Wild that one tenant’s cache-hit traffic could tip over Cloudflare’s interconnect capacity

You'd be surprised how low the capacity of a lot of internet links is. 10Gbps is common on smaller networks - let me rephrase that, a small to medium ISP might only have 10Gbps to each of most of their peering partners. Normally, traffic is distributed, going to different places, coming from different places, and each link is partially utilized. But unusual patterns can fill up one specific link.

10Gbps is old technology now and any real ISP can probably afford 40 or 100 - for hundreds of dollars per link. But they're going to deploy that on their most utilized links first, and only if their peering partner can also afford it and exchanges enough traffic to justify it. So the smallest connections are typically going to be 10. (Lower than 10 is too small to justify a point-to-point peering at all).

If you have 10Gbps fiber at home, you could congest one of these links all by yourself.
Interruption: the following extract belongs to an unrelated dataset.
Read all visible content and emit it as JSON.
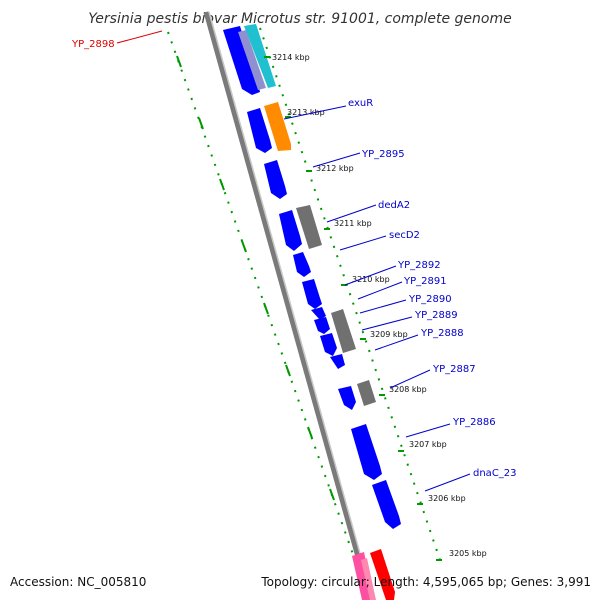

Now this is Cloudflare talking to aws-east-1, so they should have shitloads of capacity there, probably at least 8x100 or more. But considering that AWS is the kind of environment where you can spin up 800 servers for a few hours to perform a massively parallel task, it's not surprising that someone did eventually create 800Gbps of traffic to the same place, or however much they have. Actually it's surprising it doesn't happen more often. Perhaps that's because AWS charges an arm and a leg for data transfer - 800Gbps is $5-$9 per second.

▲

transitionnel 3 days ago | parent | next [-]

Future proofing inevitable things should be something to talk about more.
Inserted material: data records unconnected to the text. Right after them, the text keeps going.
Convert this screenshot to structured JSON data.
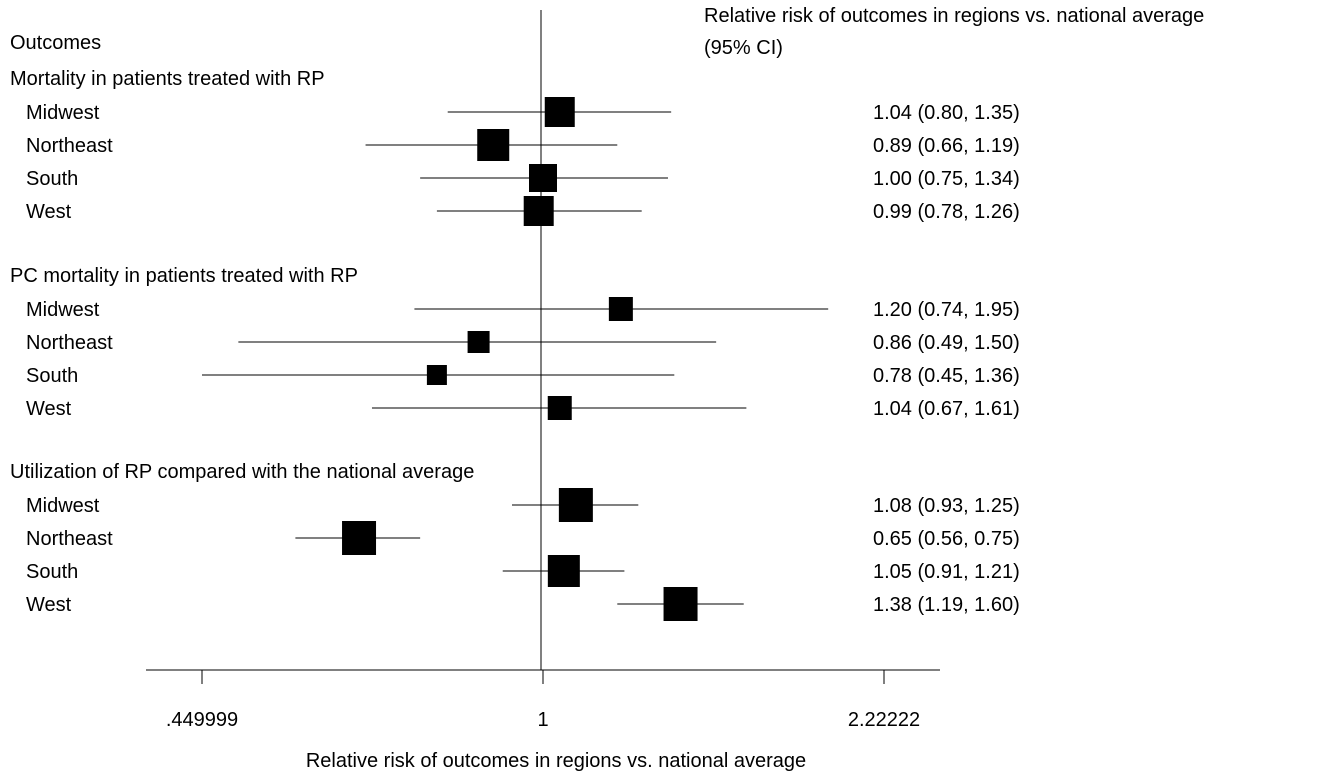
{
  "chart_data": {
    "type": "forest",
    "scale": "log",
    "xlim": [
      0.449999,
      2.22222
    ],
    "reference_value": 1,
    "xticks": [
      0.449999,
      1,
      2.22222
    ],
    "xtick_labels": [
      ".449999",
      "1",
      "2.22222"
    ],
    "xlabel": "Relative risk of outcomes in regions vs. national average",
    "column_header": "Outcomes",
    "estimate_header": [
      "Relative risk of outcomes in regions vs. national average",
      "(95% CI)"
    ],
    "groups": [
      {
        "title": "Mortality in patients treated with RP",
        "rows": [
          {
            "label": "Midwest",
            "est": 1.04,
            "lo": 0.8,
            "hi": 1.35,
            "text": "1.04 (0.80, 1.35)"
          },
          {
            "label": "Northeast",
            "est": 0.89,
            "lo": 0.66,
            "hi": 1.19,
            "text": "0.89 (0.66, 1.19)"
          },
          {
            "label": "South",
            "est": 1.0,
            "lo": 0.75,
            "hi": 1.34,
            "text": "1.00 (0.75, 1.34)"
          },
          {
            "label": "West",
            "est": 0.99,
            "lo": 0.78,
            "hi": 1.26,
            "text": "0.99 (0.78, 1.26)"
          }
        ]
      },
      {
        "title": "PC mortality in patients treated with RP",
        "rows": [
          {
            "label": "Midwest",
            "est": 1.2,
            "lo": 0.74,
            "hi": 1.95,
            "text": "1.20 (0.74, 1.95)"
          },
          {
            "label": "Northeast",
            "est": 0.86,
            "lo": 0.49,
            "hi": 1.5,
            "text": "0.86 (0.49, 1.50)"
          },
          {
            "label": "South",
            "est": 0.78,
            "lo": 0.45,
            "hi": 1.36,
            "text": "0.78 (0.45, 1.36)"
          },
          {
            "label": "West",
            "est": 1.04,
            "lo": 0.67,
            "hi": 1.61,
            "text": "1.04 (0.67, 1.61)"
          }
        ]
      },
      {
        "title": "Utilization of RP compared with the national average",
        "rows": [
          {
            "label": "Midwest",
            "est": 1.08,
            "lo": 0.93,
            "hi": 1.25,
            "text": "1.08 (0.93, 1.25)"
          },
          {
            "label": "Northeast",
            "est": 0.65,
            "lo": 0.56,
            "hi": 0.75,
            "text": "0.65 (0.56, 0.75)"
          },
          {
            "label": "South",
            "est": 1.05,
            "lo": 0.91,
            "hi": 1.21,
            "text": "1.05 (0.91, 1.21)"
          },
          {
            "label": "West",
            "est": 1.38,
            "lo": 1.19,
            "hi": 1.6,
            "text": "1.38 (1.19, 1.60)"
          }
        ]
      }
    ]
  }
}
For instance, people will be scraping at a "growing" rate as they figure out how everything AI works. We might as well figure out some standard seeded data packages for training that ~all sources/sectors agree to make available as public torrents to reduce this type of problem.

[I realize this ask is currently idealistic, but it's an anchor point to negotiate from.]

▲

aianus 3 days ago | parent | prev | next [-]

Downloading cached data from Cloudflare to AWS is free to the person doing the downloading if they use Internet gateway

▲

tucnak 3 days ago | parent | prev [-]

Hot take. 40 Gbps is not a real rate; it's just four 10 Gbps in a trenchcoat stacked on top of one another!

	▲	ZWoz 3 days ago \| parent [-]
		Thats true for several other speeds too. 100GE first generation was 10x10GbE, second generation was 4x25GbE. 200GE first version was 25GbE based and so on.

▲

themafia 3 days ago | parent | prev [-]

That's what started the incident.

It was prolonged by the fact that Cloudflare didn't react correctly to withdrawn BGP routes to a major peer, that the secondary routes had reduced capacity due to unaddressed problems, and basic nuisance rate limiting had to be done manually.

It seems like they just build huge peering pipes and basically just hope for the best. They've maybe gotten so used to this working that they'll let degraded "secondary" links persist for much longer than they should. It's the typical "Swiss Cheese" style of failure.

	▲	vlovich123 3 days ago \| parent [-]
		Wasn’t the problem exacerbated precisely by withdrawing a BGP link because all the same traffic is then forced over a smaller number of physical links?